La tentazione
La Dc come ricetta ai populismi, ai torsi nudi del Papeete. Lo sussurra chi vorrebbe riabilitare una fase storica stagnante per blindare se stesso. Il governare della Democrazia cristiana era stanco, spesso inconcludente. Votato alla mediazione continua, ai travagli interni, ai compromessi, ai sensi di colpa, alle mance che risolvevano ogni diatriba, ai vincoli esterni. La Dc odorava di borotalco e sagrestia. Roba che per votarla – Indro Montaneli dixit – bisognava stare davvero col naso turato.

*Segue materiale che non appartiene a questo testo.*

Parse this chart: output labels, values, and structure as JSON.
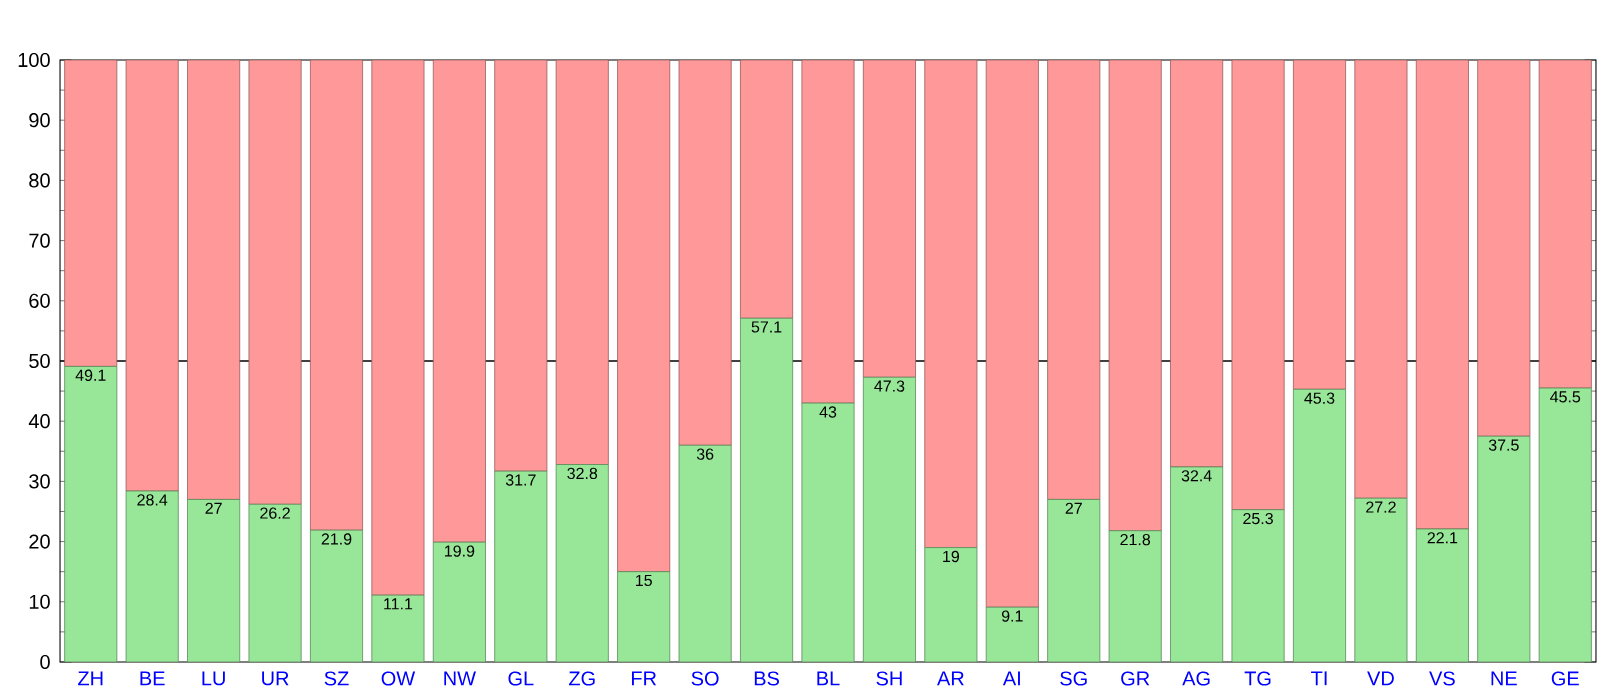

Tutto questo mentre i suoi esponenti vivevano con insofferenza e umiliazione il primato culturale del Partito comunista. Ma non faceva nulla per scalfirlo. Appunto perché il potere veniva prima di tutto. Prima delle cattedre, delle letture e dei teatri. Il potere, sì. Quello strumento gestito per tutta la Prima repubblica come se fosse di esclusiva competenza. E lo era. L’eredità di quei giorni è tutta sulle spalle indebitate delle nuove generazioni.
Il pelo sullo stomaco
Marco Follini ce la racconta così. Con onestà intellettuale e lucidità storica. Un partito cinico, da pelo sullo stomaco. Immorale nel suo bigottismo. Moderato fino alla paralisi. Tutto da buttare? No di certo. Ma è difficile capire cosa conservare oggi. Oggi che ci vorrebbe invece un ciclo nuovo, dove legittimità della politica e assertività del governo dovrebbero aiutarci a gestire la crisi più cruda dal Dopoguerra, in cui il combinato disposto pandemia più sconquasso sociale aprirà quasi certamente un’instabilità senza precedenti. Non sazio del pantano targato Rosatellum, il Parlamento sta studiando per il ritorno integrale al proporzionale. Escogitando quindi il nuovo avvio della Prima repubblica senza però che il funerale della Seconda sia celebrato pubblicamente.